Machine learning models using echocardiographic data and variables from the electronic health record (EHR) can significantly improve mortality predictions compared to traditional risk scores, researchers reported in JACC: Cardiovascular Imaging.

Manar D. Samad, PhD, and colleagues from Geisinger Health in Danville, Pennsylvania, compared a machine learning method to validated tools such as the Framingham Risk Score in 171,510 patients who underwent more than 330,000 echocardiograms.

Echocardiograms have traditionally been used to guide treatment decisions when considered alongside clinical variables, the authors noted. But an overwhelming supply of data is giving rise to the idea that machine learning algorithms may be better equipped than humans to process the results.

“There are less than 500 measurements derived from echocardiography at our institution, each echocardiogram consists of thousands of images, and there are 76 … high-level diagnostic codes that fall into the category of ‘diseases of the circulatory system,’” Samad and coauthors wrote. “With this amount of data and the limited time available to physicians for interpretation, it is highly likely that the full potential of echocardiographic data is not being realized in current clinical practice.”

Baseline clinical risk scores were able to achieve an area under the curve (AUC) ranging from 0.61 to 0.79 in predicting five-year mortality. A nonlinear forest model derived from machine learning improved the AUC to 0.89 when factoring in clinical variables, physician-reported left ventricular ejection fraction (LVEF) and echocardiographic measurements. The AUC for one-year mortality was 0.85 using those same factors.

“Machine learning models have far superior accuracy to predict survival after echocardiography compared with these standard clinical approaches, which is in line with previous studies,” Samad et al. wrote. “In the past, these clinical risk scoring systems were used out of simplicity, when the data were not readily available or easily automated as inputs into large models. However, with improved information technology systems and computational power available in healthcare, more complicated and accurate models, such as the one proposed in the present study, can be implemented in many health systems and may soon be ubiquitous.”

Age and tricuspid regurgitation jet maximum velocity—a measure of pulmonary systolic pressure—were the two most important variables for predicting survival. Next came heart rate, LDL cholesterol and physician reported LVEF. Overall, five clinical and five echocardiographic variables were in the top 10 for one-year survival predictions, while six echocardiographic and four clinical variables were the most important for the five-year estimates.

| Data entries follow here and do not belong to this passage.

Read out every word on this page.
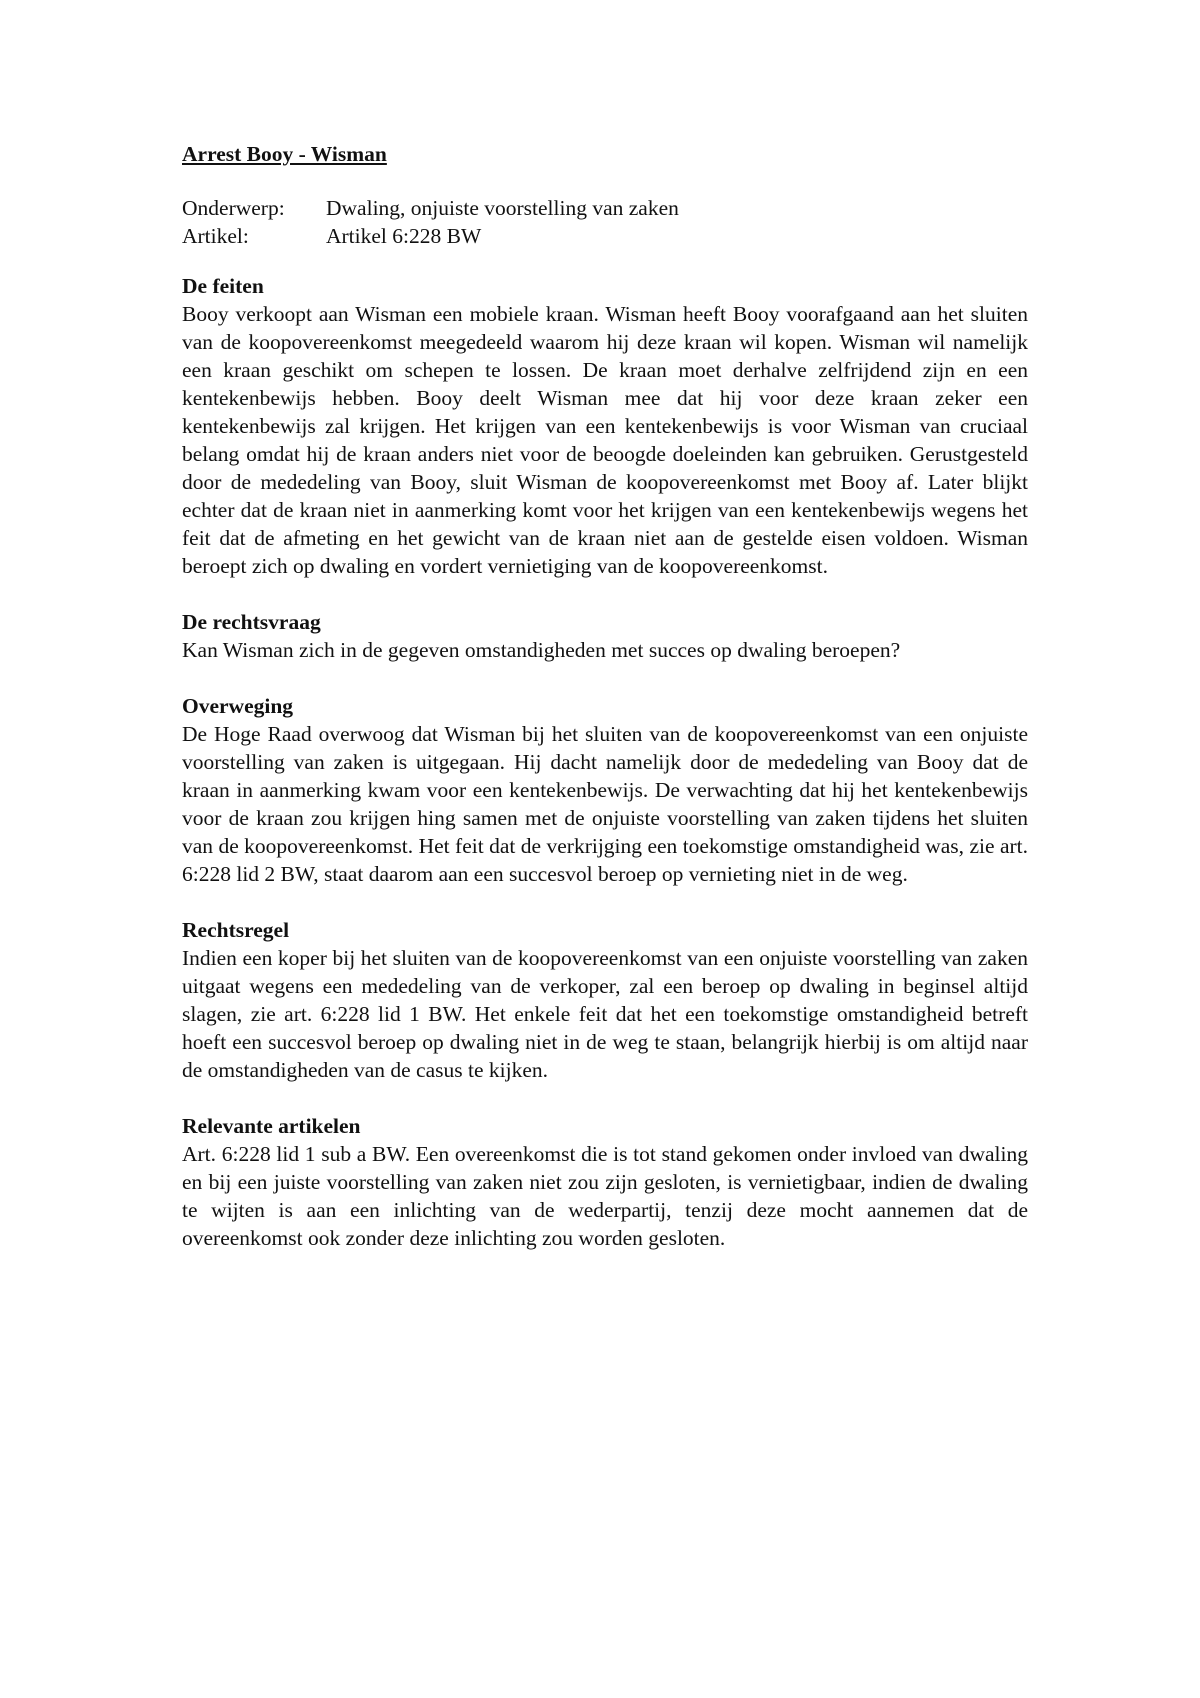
Arrest Booy - Wisman

Onderwerp:	Dwaling, onjuiste voorstelling van zaken
Artikel:	Artikel 6:228 BW

De feiten

Booy verkoopt aan Wisman een mobiele kraan. Wisman heeft Booy voorafgaand aan het sluiten van de koopovereenkomst meegedeeld waarom hij deze kraan wil kopen. Wisman wil namelijk een kraan geschikt om schepen te lossen. De kraan moet derhalve zelfrijdend zijn en een kentekenbewijs hebben. Booy deelt Wisman mee dat hij voor deze kraan zeker een kentekenbewijs zal krijgen. Het krijgen van een kentekenbewijs is voor Wisman van cruciaal belang omdat hij de kraan anders niet voor de beoogde doeleinden kan gebruiken. Gerustgesteld door de mededeling van Booy, sluit Wisman de koopovereenkomst met Booy af. Later blijkt echter dat de kraan niet in aanmerking komt voor het krijgen van een kentekenbewijs wegens het feit dat de afmeting en het gewicht van de kraan niet aan de gestelde eisen voldoen. Wisman beroept zich op dwaling en vordert vernietiging van de koopovereenkomst.

De rechtsvraag

Kan Wisman zich in de gegeven omstandigheden met succes op dwaling beroepen?

Overweging

De Hoge Raad overwoog dat Wisman bij het sluiten van de koopovereenkomst van een onjuiste voorstelling van zaken is uitgegaan. Hij dacht namelijk door de mededeling van Booy dat de kraan in aanmerking kwam voor een kentekenbewijs. De verwachting dat hij het kentekenbewijs voor de kraan zou krijgen hing samen met de onjuiste voorstelling van zaken tijdens het sluiten van de koopovereenkomst. Het feit dat de verkrijging een toekomstige omstandigheid was, zie art. 6:228 lid 2 BW, staat daarom aan een succesvol beroep op vernieting niet in de weg.

Rechtsregel

Indien een koper bij het sluiten van de koopovereenkomst van een onjuiste voorstelling van zaken uitgaat wegens een mededeling van de verkoper, zal een beroep op dwaling in beginsel altijd slagen, zie art. 6:228 lid 1 BW. Het enkele feit dat het een toekomstige omstandigheid betreft hoeft een succesvol beroep op dwaling niet in de weg te staan, belangrijk hierbij is om altijd naar de omstandigheden van de casus te kijken.

Relevante artikelen

Art. 6:228 lid 1 sub a BW. Een overeenkomst die is tot stand gekomen onder invloed van dwaling en bij een juiste voorstelling van zaken niet zou zijn gesloten, is vernietigbaar, indien de dwaling te wijten is aan een inlichting van de wederpartij, tenzij deze mocht aannemen dat de overeenkomst ook zonder deze inlichting zou worden gesloten.
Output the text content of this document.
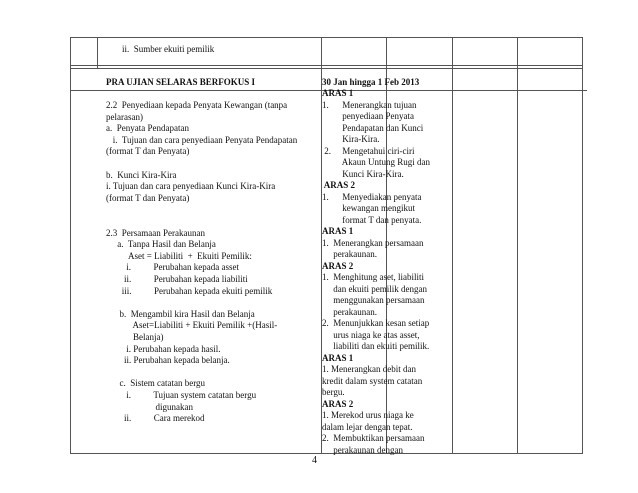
ii.  Sumber ekuiti pemilik
PRA UJIAN SELARAS BERFOKUS I	30 Jan hingga 1 Feb 2013
2.2  Penyediaan kepada Penyata Kewangan (tanpa
pelarasan)
a.  Penyata Pendapatan
i.  Tujuan dan cara penyediaan Penyata Pendapatan
(format T dan Penyata)
b.  Kunci Kira-Kira
i. Tujuan dan cara penyediaan Kunci Kira-Kira
(format T dan Penyata)
2.3  Persamaan Perakaunan
a.  Tanpa Hasil dan Belanja
Aset = Liabiliti  +  Ekuiti Pemilik:
i.          Perubahan kepada asset
ii.          Perubahan kepada liabiliti
iii.          Perubahan kepada ekuiti pemilik
b.  Mengambil kira Hasil dan Belanja
Aset=Liabiliti + Ekuiti Pemilik +(Hasil-
Belanja)
i. Perubahan kepada hasil.
ii. Perubahan kepada belanja.
c.  Sistem catatan bergu
i.          Tujuan system catatan bergu
digunakan
ii.          Cara merekod
ARAS 1
1.      Menerangkan tujuan
penyediaan Penyata
Pendapatan dan Kunci
Kira-Kira.
2.     Mengetahui ciri-ciri
Akaun Untung Rugi dan
Kunci Kira-Kira.
ARAS 2
1.      Menyediakan penyata
kewangan mengikut
format T dan penyata.
ARAS 1
1.  Menerangkan persamaan
perakaunan.
ARAS 2
1.  Menghitung aset, liabiliti
dan ekuiti pemilik dengan
menggunakan persamaan
perakaunan.
2.  Menunjukkan kesan setiap
urus niaga ke atas asset,
liabiliti dan ekuiti pemilik.
ARAS 1
1. Menerangkan debit dan
kredit dalam system catatan
bergu.
ARAS 2
1. Merekod urus niaga ke
dalam lejar dengan tepat.
2.  Membuktikan persamaan
perakaunan dengan
4
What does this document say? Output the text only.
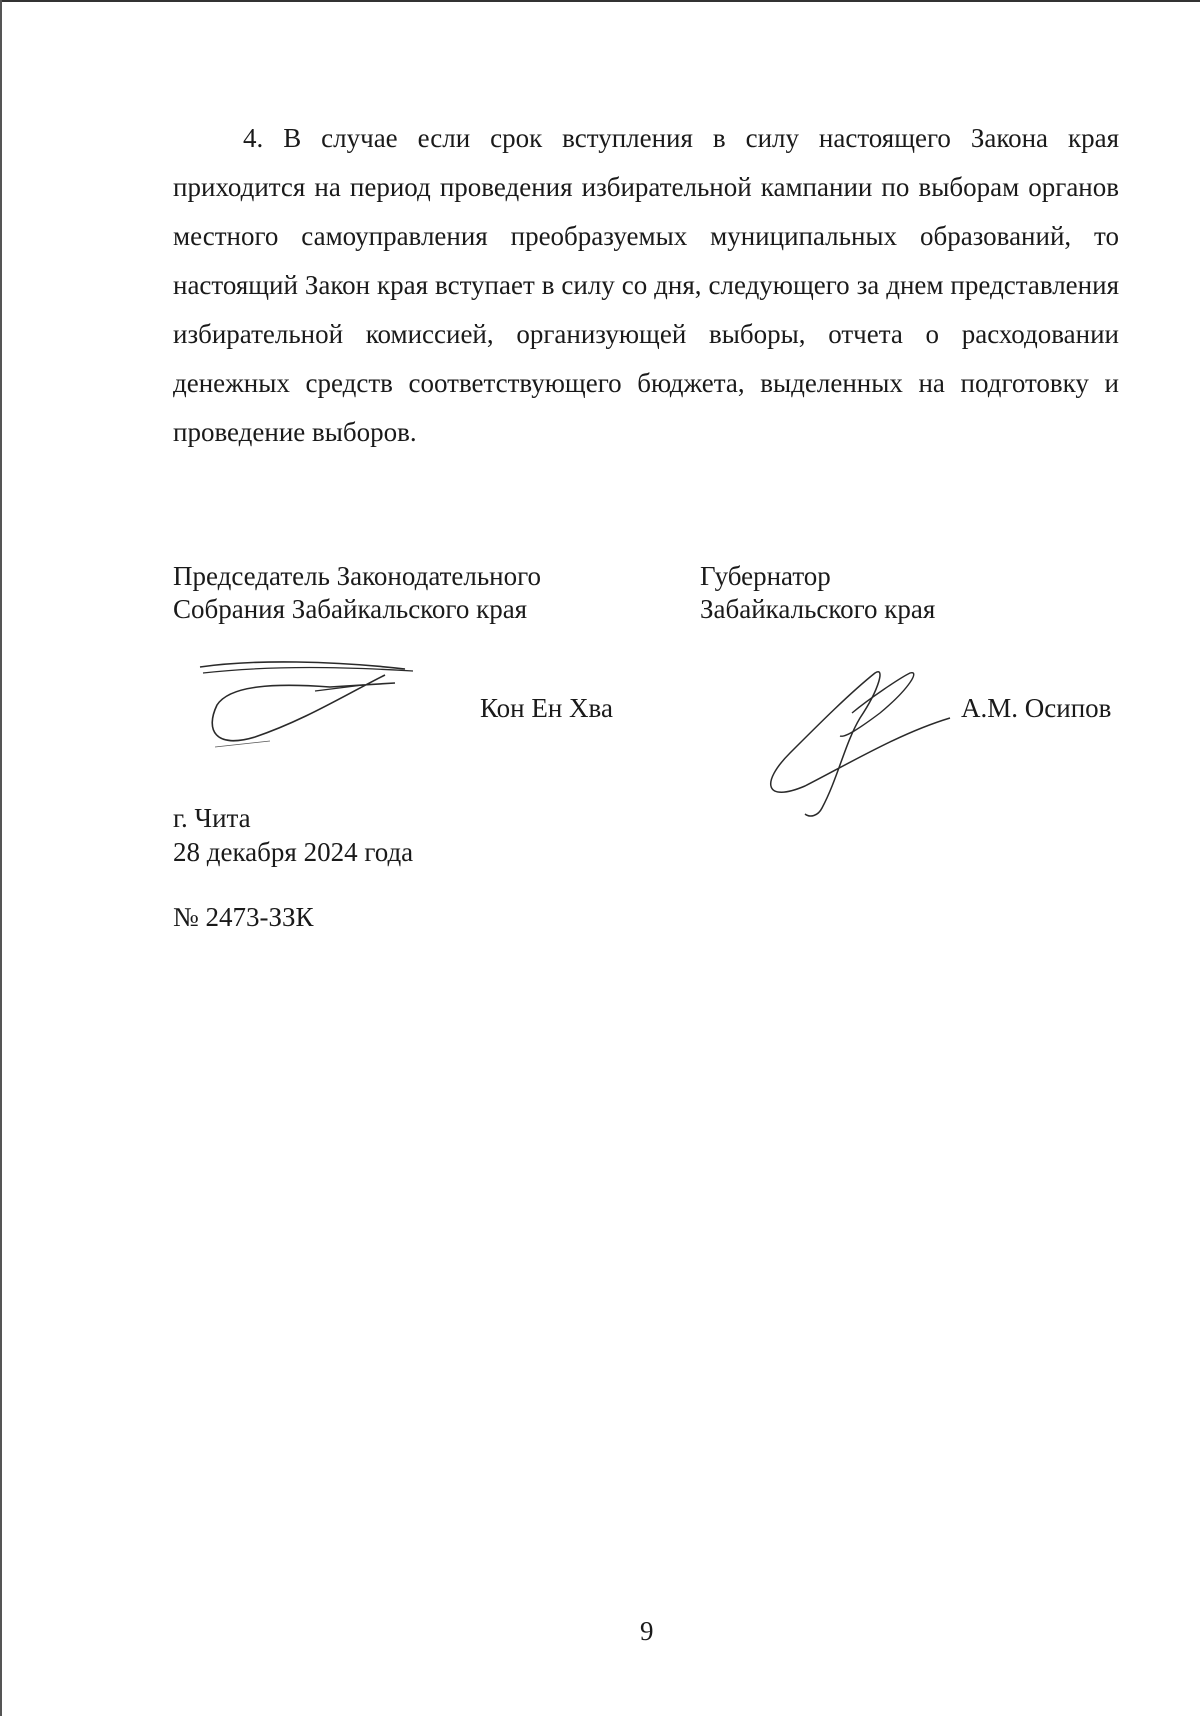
4. В случае если срок вступления в силу настоящего Закона края приходится на период проведения избирательной кампании по выборам органов местного самоуправления преобразуемых муниципальных образований, то настоящий Закон края вступает в силу со дня, следующего за днем представления избирательной комиссией, организующей выборы, отчета о расходовании денежных средств соответствующего бюджета, выделенных на подготовку и проведение выборов.

Председатель Законодательного
Собрания Забайкальского края
Губернатор
Забайкальского края
Кон Ен Хва	А.М. Осипов
г. Чита
28 декабря 2024 года
№ 2473-ЗЗК
9
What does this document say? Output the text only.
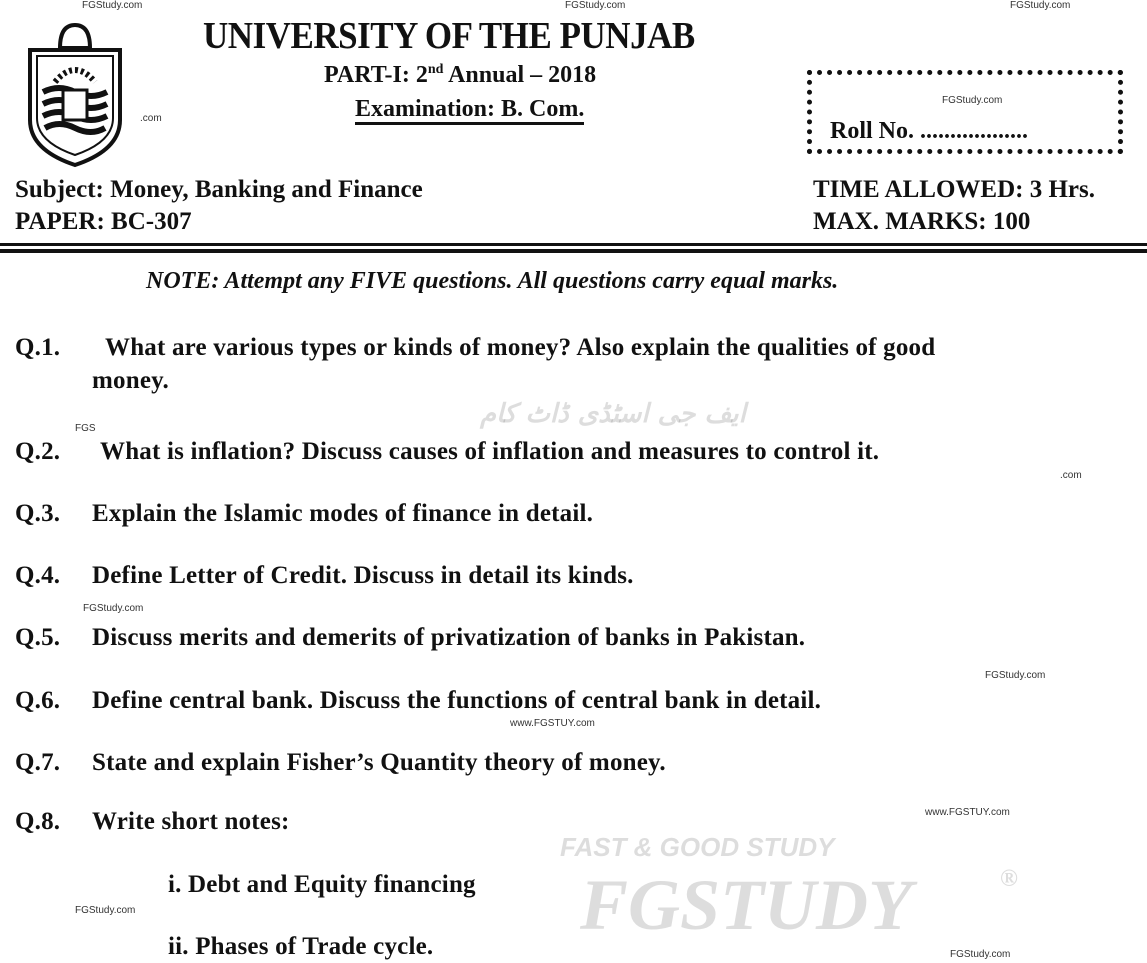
ایف جی اسٹڈی ڈاٹ کام
FAST & GOOD STUDY
FGSTUDY	®
FGStudy.com	FGStudy.com	FGStudy.com
.com
FGS
.com
FGStudy.com
FGStudy.com
www.FGSTUY.com
www.FGSTUY.com
FGStudy.com
FGStudy.com
UNIVERSITY OF THE PUNJAB
PART-I: 2nd Annual – 2018
Examination: B. Com.	FGStudy.com
Roll No. ..................
Subject: Money, Banking and Finance
PAPER: BC-307
TIME ALLOWED: 3 Hrs.
MAX. MARKS: 100
NOTE: Attempt any FIVE questions. All questions carry equal marks.
Q.1. What are various types or kinds of money? Also explain the qualities of good
money.
Q.2. What is inflation? Discuss causes of inflation and measures to control it.
Q.3. Explain the Islamic modes of finance in detail.
Q.4. Define Letter of Credit. Discuss in detail its kinds.
Q.5. Discuss merits and demerits of privatization of banks in Pakistan.
Q.6. Define central bank. Discuss the functions of central bank in detail.
Q.7. State and explain Fisher’s Quantity theory of money.
Q.8. Write short notes:
i. Debt and Equity financing
ii. Phases of Trade cycle.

“Two other measures of pulmonary artery systolic pressure, the pulmonary artery acceleration time and slope, were also within the 10 most important variables for predicting survival,” the authors noted. “These high rankings suggest that measures of pulmonary systolic pressure derived from echocardiography may in fact be more important than previously recognized.”

Samad and colleagues pointed out only the top 10 variables were required to reach 96 percent of the maximum prediction accuracy, further cementing the importance of the echocardiography-derived data.

They acknowledged their study simply shows the predictive value of machine learning in this setting. More research is needed to determine whether these methods can help risk-stratify patients or lead to improved care decisions and better outcomes.